CJEU assessed whether a penalty imposed by the tax authority was proportionate
On 15 April 2021, the Court of Justice of the European Union (“CJEU”) released its judgment in the case C-935/19 „Grupa Warzywna Sp. z o.o.“, dealing with a question whether a penalty imposed by the tax authority at a rate of 20% of the amount by which an unduly claimed excess VAT deduction was overstated was proportionate.
A Polish company Grupa Warzywna Sp. z o.o. acquired an immovable property which was occupied for more than two years. The sales price of the building was agreed as a gross amount including VAT. The seller issued an invoice showing the amount of VAT applied on the transaction and the mentioned company deducted this VAT in its VAT return.
The tax authority found that the supply of the property was in principle VAT exempt and that the contractual parties had not submitted a waiver of exemption. The company proceeded with correction of the VAT return based on the findings of the tax authority. Compared to the VAT return originally filed, the declared excess VAT deduction was significantly lower.
The tax authority imposed a penalty in the amount of 20% of the amount by which the excess VAT deduction was decreased.
Question whether the imposed penalty was proportionate
CJEU dealt with a question of whether the penalty was proportionate, considering that it was imposed:
- on a taxable person who has incorrectly classified a VAT exempt transaction as a supply on which VAT was applicable and who claimed deduction of VAT wrongly invoiced by the seller,
- irrespective of the nature and seriousness of the infringement, with no indication that the error constitutes tax evasion and where no tax revenue was lost.
EU member states may adopt measures to ensure the correct collection of VAT and to prevent evasion. In particular, in the absence of provisions of EU law on that matter, the EU member states have the power to choose the sanctions which seem to them to be appropriate in the event that conditions laid down by EU legislation for the exercise of the right to deduct VAT are not observed.
However, the sanction must not go beyond what is necessary to attain the objectives of ensuring correct collection of VAT and to prevent evasion. In order to assess whether a penalty is consistent with the principle of proportionality, account must be taken of, inter alia, the nature and the degree of seriousness of the infringement which that penalty seeks to sanction, and of the means of establishing the amount of that penalty.

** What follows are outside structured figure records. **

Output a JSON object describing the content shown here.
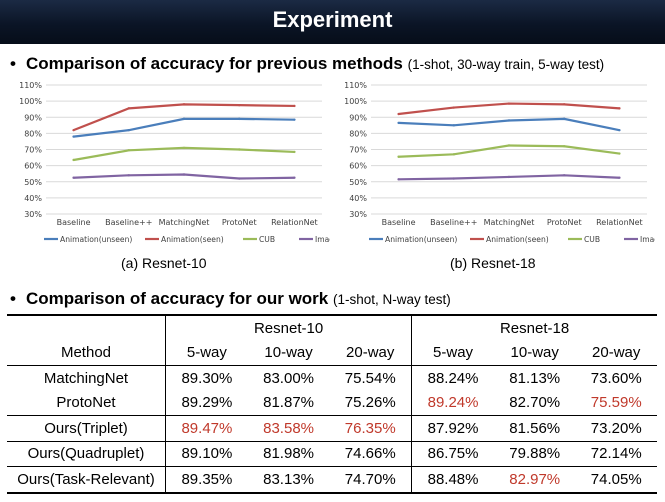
{
  "header": {
    "title": "Experiment"
  },
  "section1": {
    "title": "Comparison of accuracy for previous methods",
    "subtitle": "(1-shot, 30-way train, 5-way test)"
  },
  "section2": {
    "title": "Comparison of accuracy for our work",
    "subtitle": "(1-shot, N-way test)"
  },
  "colors": {
    "Animation(unseen)": "#4a7ebb",
    "Animation(seen)": "#c0504d",
    "CUB": "#9bbb59",
    "ImageNet": "#8064a2",
    "highlight": "#c0392b"
  },
  "chart_data": [
    {
      "type": "line",
      "caption": "(a) Resnet-10",
      "categories": [
        "Baseline",
        "Baseline++",
        "MatchingNet",
        "ProtoNet",
        "RelationNet"
      ],
      "y_ticks": [
        "30%",
        "40%",
        "50%",
        "60%",
        "70%",
        "80%",
        "90%",
        "100%",
        "110%"
      ],
      "ylim": [
        30,
        110
      ],
      "grid": true,
      "legend_position": "bottom",
      "series": [
        {
          "name": "Animation(unseen)",
          "color": "#4a7ebb",
          "values": [
            78,
            82,
            89,
            89,
            88.5
          ]
        },
        {
          "name": "Animation(seen)",
          "color": "#c0504d",
          "values": [
            82,
            95.5,
            98,
            97.5,
            97
          ]
        },
        {
          "name": "CUB",
          "color": "#9bbb59",
          "values": [
            63.5,
            69.5,
            71,
            70,
            68.5
          ]
        },
        {
          "name": "ImageNet",
          "color": "#8064a2",
          "values": [
            52.5,
            54,
            54.5,
            52,
            52.5
          ]
        }
      ]
    },
    {
      "type": "line",
      "caption": "(b) Resnet-18",
      "categories": [
        "Baseline",
        "Baseline++",
        "MatchingNet",
        "ProtoNet",
        "RelationNet"
      ],
      "y_ticks": [
        "30%",
        "40%",
        "50%",
        "60%",
        "70%",
        "80%",
        "90%",
        "100%",
        "110%"
      ],
      "ylim": [
        30,
        110
      ],
      "grid": true,
      "legend_position": "bottom",
      "series": [
        {
          "name": "Animation(unseen)",
          "color": "#4a7ebb",
          "values": [
            86.5,
            85,
            88,
            89,
            82
          ]
        },
        {
          "name": "Animation(seen)",
          "color": "#c0504d",
          "values": [
            92,
            96,
            98.5,
            98,
            95.5
          ]
        },
        {
          "name": "CUB",
          "color": "#9bbb59",
          "values": [
            65.5,
            67,
            72.5,
            72,
            67.5
          ]
        },
        {
          "name": "ImageNet",
          "color": "#8064a2",
          "values": [
            51.5,
            52,
            53,
            54,
            52.5
          ]
        }
      ]
    },
    {
      "type": "table",
      "groups": [
        "Resnet-10",
        "Resnet-18"
      ],
      "method_header": "Method",
      "columns": [
        "5-way",
        "10-way",
        "20-way",
        "5-way",
        "10-way",
        "20-way"
      ],
      "rows": [
        {
          "method": "MatchingNet",
          "values": [
            "89.30%",
            "83.00%",
            "75.54%",
            "88.24%",
            "81.13%",
            "73.60%"
          ],
          "red": [
            false,
            false,
            false,
            false,
            false,
            false
          ]
        },
        {
          "method": "ProtoNet",
          "values": [
            "89.29%",
            "81.87%",
            "75.26%",
            "89.24%",
            "82.70%",
            "75.59%"
          ],
          "red": [
            false,
            false,
            false,
            true,
            false,
            true
          ]
        },
        {
          "method": "Ours(Triplet)",
          "values": [
            "89.47%",
            "83.58%",
            "76.35%",
            "87.92%",
            "81.56%",
            "73.20%"
          ],
          "red": [
            true,
            true,
            true,
            false,
            false,
            false
          ]
        },
        {
          "method": "Ours(Quadruplet)",
          "values": [
            "89.10%",
            "81.98%",
            "74.66%",
            "86.75%",
            "79.88%",
            "72.14%"
          ],
          "red": [
            false,
            false,
            false,
            false,
            false,
            false
          ]
        },
        {
          "method": "Ours(Task-Relevant)",
          "values": [
            "89.35%",
            "83.13%",
            "74.70%",
            "88.48%",
            "82.97%",
            "74.05%"
          ],
          "red": [
            false,
            false,
            false,
            false,
            true,
            false
          ]
        }
      ]
    }
  ]
}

In this case, the penalty was intended to have a preventive effect. It is intended to encourage taxable persons to complete their tax returns correctly and with due care, and, in the event of incompliance, to correct them in order to achieve the objective of ensuring the correct collection of VAT.
As regards the method of determining the amount of the penalty in the present case, it should be noted that, where it is set at 20% of the amount by which an unduly claimed excess VAT deduction was overstated, that amount of penalty cannot be, with certain exceptions, reduced depending on the specific circumstances of the case.
It is apparent in the case at hand that the amount of penalty does not reflect the fact that the incompliance stems from an incorrect VAT assessment of the transaction by the contractual parties who incorrectly assumed that VAT was applicable on the supply of the building. It is also apparent that the penalty applies without distinction in a situation in which the incompliance results from an error, where there is no evidence of tax evasion and which did not lead to any loss of tax revenue, and in a situation where such specific circumstances worth of consideration do not exist. This method of determination did not therefore enable the tax authorities to adjust the amount of the penalty according to the specific circumstances of the present case.
It follows that the method of determining the penalty, applied automatically, does not enable the tax authorities to individualize the penalty imposed in order to ensure that that penalty does not go beyond what is necessary to attain the objectives of ensuring correct tax collection and prevention of tax evasion.
CJEU holds incompatible with EU law a penalty imposed to a taxable person who has incorrectly classified a VAT exempt transaction as a supply on which VAT was applicable, equal to 20% of the amount by which an unduly claimed excess VAT deduction was overstated, in so far as the penalty is applied without distinction:
(i) in a situation where the incompliance stems from an incorrect VAT assessment of the transaction by the contractual parties as regards its taxable nature, provided that there is no evidence of tax evasion and no loss of tax revenue, as well as
(ii) in a situation where such specific circumstances do not exist.